Despite financial help from his mother, in 1960 Lewis's band failed in the face of the challenge from rock music. From 1959 onwards Lewis worked mostly as a booking agent, forming a partnership with an ex-professional wrestler, Bill Benny. One of his first clients was Dudley Moore. He ventured briefly into song composition and then took up record production. He brought over Nat "King" Cole to tour and for many years represented Donovan. After a partnership with the giant General Artists Corporation of America (GAC) proved one-sided, Lewis reverted to the Vic Lewis Agency and was soon representing Andy Williams in this country and also throughout Europe. In 1964, in collaboration with Brian Epstein, he arranged for the Beatles' first American tour, although manoeuvrings by GAC ensured that he didn't receive any commission.

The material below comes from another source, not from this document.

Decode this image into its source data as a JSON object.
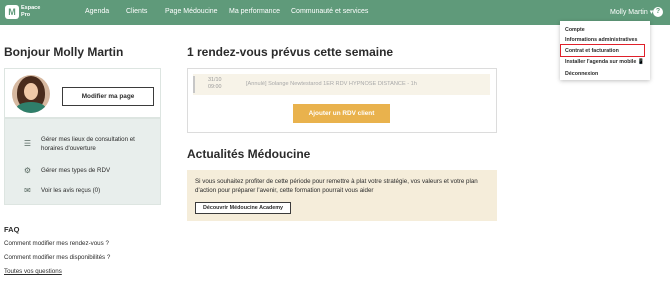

In 1965 Epstein bought the Vic Lewis Agency and appointed Lewis to the board of his company, NEMS. By now Lewis had become exalted. Some of the musicians in his big band, playing at a session, recall his entry into the studio wearing an exotic white fur coat. "Hello, chaps," he said. "Still slaving at the coal face?" After Epstein's death in 1967 Lewis's power increased and, by 1969, he had signed Elton John to the agency. The company changed hands a couple of times and when Lewis found himself unable to get along with new owners in 1977, he left.

He next formed an association with the Royal Philharmonic Orchestra (RPO), arranging concerts and conducting it on nine albums. He made an auspicious return to jazz in 1984 when he put a big band together to record with the visiting American jazz musicians Shorty Rogers and Bud Shank, stars of the Californian West Coast scene. The following year he recorded Shank again, this time with the BBC Radio Big Band, and in November 1985 he organised a charity gala at the Royal Festival Hall with the RPO, Dizzy Gillespie and Shank.

An avid collector, Lewis had to have every note that his heroes Gerry Mulligan and Stan Kenton had ever recorded. Other collectors filled up the gaps, but found Lewis rather parsimonious when it came to reciprocating. In his later years he did much work for charity – for which he was made MBE in 2007 – produced albums by his beloved West Coast jazz musicians, and published books about his favourite subject, himself. The last of them, the lavish My Life In Jazz, (2006) featured hundreds of photographs of Vic with the famous, from Lester Young to Frank Sinatra and Nat "King" Cole. He was not deterred by the fact that many of them, like the 6ft 5in Stan Kenton, towered over his unprepossessing and later portly 5ft 4in: "The little man on top of the wedding cake" was the tenor saxophonist Bill Perkins's affectionate description.

Steve Voce

Victor Joseph Lewis, musician and impresario: born London 29 July 1919; married 1950 Jill Anstey (deceased, one daughter); MBE 2007; died London 9 February 2009.